NeurIPS Conference 2024 Conference Paper

Learning to Reason via Program Generation, Emulation, and Search

  • Nathaniel Weir
  • Muhammad Khalifa
  • Linlu Qiu
  • Orion Weller
  • Peter Clark

Program synthesis with language models (LMs) has unlocked a large set of reasoning abilities; code-tuned LMs have proven adept at generating programs that solve a wide variety of algorithmic symbolic manipulation tasks (e. g. word concatenation). However, not all reasoning tasks are easily expressible as code, e. g. tasks involving commonsense reasoning, moral decision-making, and sarcasm understanding. Our goal is to extend a LM’s program synthesis skills to such tasks and evaluate the results via pseudo-programs, namely Python programs where some leaf function calls are left undefined. To that end, we propose, Code Generation and Emulated EXecution (COGEX). COGEX works by (1) training LMs to generate pseudo-programs and (2) teaching them to emulate their generated program’s execution, including those leaf functions, allowing the LM’s knowledge to fill in the execution gaps; and (3) using them to search over many programs to find an optimal one. To adapt the COGEX model to a new task, we introduce a method for performing program search to find a single program whose pseudo-execution yields optimal performance when applied to all the instances of a given dataset. We show that our approach yields large improvements compared to standard in-context learning approaches on a battery of tasks, both algorithmic and soft reasoning. This result thus demonstrates that code synthesis can be applied to a much broader class of problems than previously considered.

IJCAI Conference 2024 Conference Paper

NELLIE: A Neuro-Symbolic Inference Engine for Grounded, Compositional, and Explainable Reasoning

  • Nathaniel Weir
  • Peter Clark
  • Benjamin Van Durme

Our goal is to develop a modern approach to answering questions via systematic reasoning where answers are supported by human interpretable proof trees grounded in an NL corpus of facts. Such a system would help alleviate the challenges of interpretability and hallucination with modern LMs, and the lack of grounding of current explanation methods (e. g. , Chain-of-Thought). This paper proposes a new take on Prolog-based inference engines, where we replace handcrafted rules with a combination of neural language modeling, guided generation, and semiparametric dense retrieval. Our implementation, NELLIE, is the first system to demonstrate fully interpretable, end-to-end grounded QA as entailment tree proof search, going beyond earlier work explaining known-to-be-true facts from text. In experiments, NELLIE outperforms a similar-sized state-of-the-art reasoner while producing knowledge-grounded explanations. We also find NELLIE can exploit both semi-structured and NL text corpora to guide reasoning. Together these suggest a new way to jointly reap the benefits of both modern neural methods and traditional symbolic reasoning.

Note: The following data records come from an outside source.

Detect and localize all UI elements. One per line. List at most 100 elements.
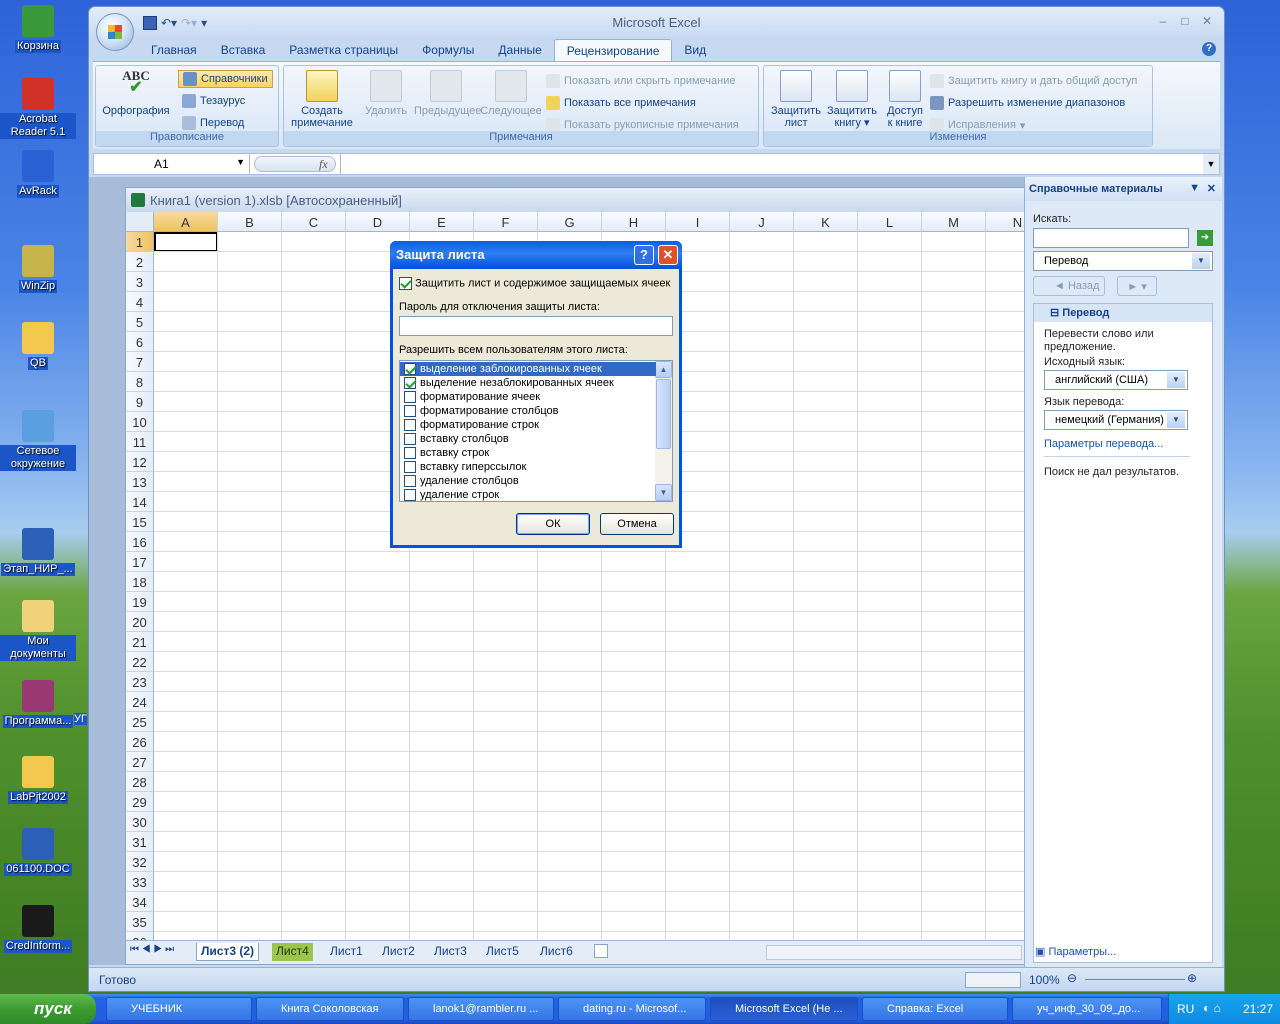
minimize-icon[interactable]: – [1154, 14, 1172, 30]
scroll-thumb[interactable] [656, 379, 671, 449]
delete-comment-button[interactable]: Удалить [358, 70, 414, 117]
back-button[interactable]: ◄ Назад [1033, 276, 1105, 296]
column-header[interactable]: N [986, 212, 1026, 232]
dialog-help-icon[interactable]: ? [634, 245, 654, 265]
sheet-tab[interactable]: Лист6 [536, 943, 577, 961]
row-header[interactable]: 19 [126, 592, 154, 612]
allow-ranges-button[interactable]: Разрешить изменение диапазонов [930, 94, 1125, 112]
row-header[interactable]: 24 [126, 692, 154, 712]
from-language-select[interactable]: английский (США) ▼ [1044, 370, 1188, 390]
permission-checkbox[interactable] [404, 461, 416, 473]
permission-item[interactable]: форматирование ячеек [400, 390, 656, 404]
column-header[interactable]: A [154, 212, 218, 232]
desktop-icon[interactable]: 061100.DOC [0, 828, 76, 876]
row-header[interactable]: 9 [126, 392, 154, 412]
column-header[interactable]: B [218, 212, 282, 232]
formula-input[interactable] [340, 154, 1201, 174]
sheet-tab[interactable]: Лист2 [378, 943, 419, 961]
permission-checkbox[interactable] [404, 489, 416, 501]
column-header[interactable]: G [538, 212, 602, 232]
row-header[interactable]: 20 [126, 612, 154, 632]
permission-item[interactable]: выделение незаблокированных ячеек [400, 376, 656, 390]
permission-item[interactable]: удаление строк [400, 488, 656, 502]
row-header[interactable]: 2 [126, 252, 154, 272]
protect-sheet-button[interactable]: Защитить лист [768, 70, 824, 129]
row-header[interactable]: 14 [126, 492, 154, 512]
column-header[interactable]: H [602, 212, 666, 232]
zoom-out-icon[interactable]: ⊖ [1067, 971, 1077, 985]
translate-button[interactable]: Перевод [182, 114, 244, 132]
row-header[interactable]: 33 [126, 872, 154, 892]
row-header[interactable]: 23 [126, 672, 154, 692]
next-comment-button[interactable]: Следующее [480, 70, 542, 117]
row-header[interactable]: 4 [126, 292, 154, 312]
customize-qat-icon[interactable]: ▾ [201, 16, 207, 30]
row-header[interactable]: 1 [126, 232, 154, 252]
pane-close-icon[interactable]: ✕ [1207, 182, 1216, 195]
show-all-comments-button[interactable]: Показать все примечания [546, 94, 696, 112]
tab-4[interactable]: Данные [486, 39, 553, 61]
row-header[interactable]: 32 [126, 852, 154, 872]
research-options-link[interactable]: ▣ Параметры... [1035, 945, 1116, 958]
sheet-tab[interactable]: Лист3 [430, 943, 471, 961]
pane-menu-icon[interactable]: ▼ [1189, 182, 1200, 194]
sheet-tab[interactable]: Лист5 [482, 943, 523, 961]
taskbar-item[interactable]: Книга Соколовская [256, 997, 404, 1021]
taskbar-item[interactable]: Справка: Excel [862, 997, 1008, 1021]
active-cell[interactable] [154, 232, 218, 252]
ok-button[interactable]: ОК [516, 513, 590, 535]
column-header[interactable]: D [346, 212, 410, 232]
scroll-down-icon[interactable]: ▼ [655, 484, 672, 501]
sheet-tab[interactable]: Лист1 [326, 943, 367, 961]
zoom-in-icon[interactable]: ⊕ [1187, 971, 1197, 985]
zoom-level[interactable]: 100% [1029, 973, 1060, 987]
protect-and-share-button[interactable]: Защитить книгу и дать общий доступ [930, 72, 1137, 90]
name-box[interactable]: A1 ▼ [94, 154, 250, 174]
start-button[interactable]: пуск [0, 994, 96, 1024]
row-header[interactable]: 18 [126, 572, 154, 592]
tray-icons[interactable]: ◐ ⌂ [1203, 1001, 1221, 1015]
list-scrollbar[interactable]: ▲ ▼ [655, 361, 672, 501]
column-header[interactable]: J [730, 212, 794, 232]
permission-checkbox[interactable] [404, 391, 416, 403]
permission-checkbox[interactable] [404, 433, 416, 445]
horizontal-scrollbar[interactable] [766, 945, 1022, 960]
desktop-icon[interactable]: QB [0, 322, 76, 370]
permission-item[interactable]: форматирование строк [400, 418, 656, 432]
row-header[interactable]: 34 [126, 892, 154, 912]
dialog-close-icon[interactable]: ✕ [658, 245, 678, 265]
permission-checkbox[interactable] [404, 377, 416, 389]
password-input[interactable] [399, 316, 673, 336]
column-header[interactable]: I [666, 212, 730, 232]
share-workbook-button[interactable]: Доступ к книге [880, 70, 930, 129]
protect-checkbox-row[interactable]: Защитить лист и содержимое защищаемых яч… [399, 277, 670, 290]
row-header[interactable]: 17 [126, 552, 154, 572]
tab-6[interactable]: Вид [672, 39, 718, 61]
taskbar-item[interactable]: Microsoft Excel (Не ... [710, 997, 858, 1021]
taskbar-item[interactable]: lanok1@rambler.ru ... [408, 997, 554, 1021]
permission-item[interactable]: вставку столбцов [400, 432, 656, 446]
row-header[interactable]: 22 [126, 652, 154, 672]
permission-item[interactable]: вставку строк [400, 446, 656, 460]
desktop-icon[interactable]: WinZip [0, 245, 76, 293]
office-button[interactable] [96, 13, 134, 51]
taskbar-item[interactable]: УЧЕБНИК [106, 997, 252, 1021]
expand-formula-icon[interactable]: ▼ [1203, 154, 1219, 174]
row-header[interactable]: 31 [126, 832, 154, 852]
sheet-nav-icon[interactable]: ⏮ ◀ ▶ ⏭ [130, 944, 174, 955]
column-header[interactable]: L [858, 212, 922, 232]
scroll-up-icon[interactable]: ▲ [655, 361, 672, 378]
row-header[interactable]: 6 [126, 332, 154, 352]
view-buttons[interactable] [965, 972, 1021, 988]
permission-item[interactable]: вставку гиперссылок [400, 460, 656, 474]
protect-checkbox[interactable] [399, 277, 412, 290]
permission-item[interactable]: форматирование столбцов [400, 404, 656, 418]
section-header[interactable]: ⊟ Перевод [1034, 304, 1212, 322]
row-header[interactable]: 25 [126, 712, 154, 732]
fx-button[interactable]: fx [254, 156, 336, 172]
desktop-icon[interactable]: LabPjt2002 [0, 756, 76, 804]
row-header[interactable]: 28 [126, 772, 154, 792]
search-go-icon[interactable]: ➜ [1197, 230, 1213, 246]
column-header[interactable]: C [282, 212, 346, 232]
previous-comment-button[interactable]: Предыдущее [414, 70, 481, 117]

AAMAS Conference 2023 Conference Paper

One-Shot Learning from a Demonstration with Hierarchical Latent Language

  • Nathaniel Weir
  • Xingdi Yuan
  • Marc-Alexandre Côté
  • Matthew Hausknecht
  • Romain Laroche
  • Ida Momennejad
  • Harm van Seijen
  • Benjamin Van Durme

Humans have the capability, aided by the expressive compositionality of their language, to learn quickly by demonstration. They are able to describe unseen task-performing procedures and generalize their execution to other contexts. This work introduces DescribeWorld, a Minecraft-like grid world environment designed to test this sort of generalization skill in grounded agents, where tasks are linguistically and procedurally composed of elementary concepts. The agent observes a single task demonstration, and is then asked to carry out the same task in a new map. To enable such a level of generalization, we propose a neural agent infused with hierarchical latent language—at the levels of task inference and subtask planning. Through a suite of generalization tests, we find agents that perform text-based inference are better equipped for the challenge under a random split of tasks.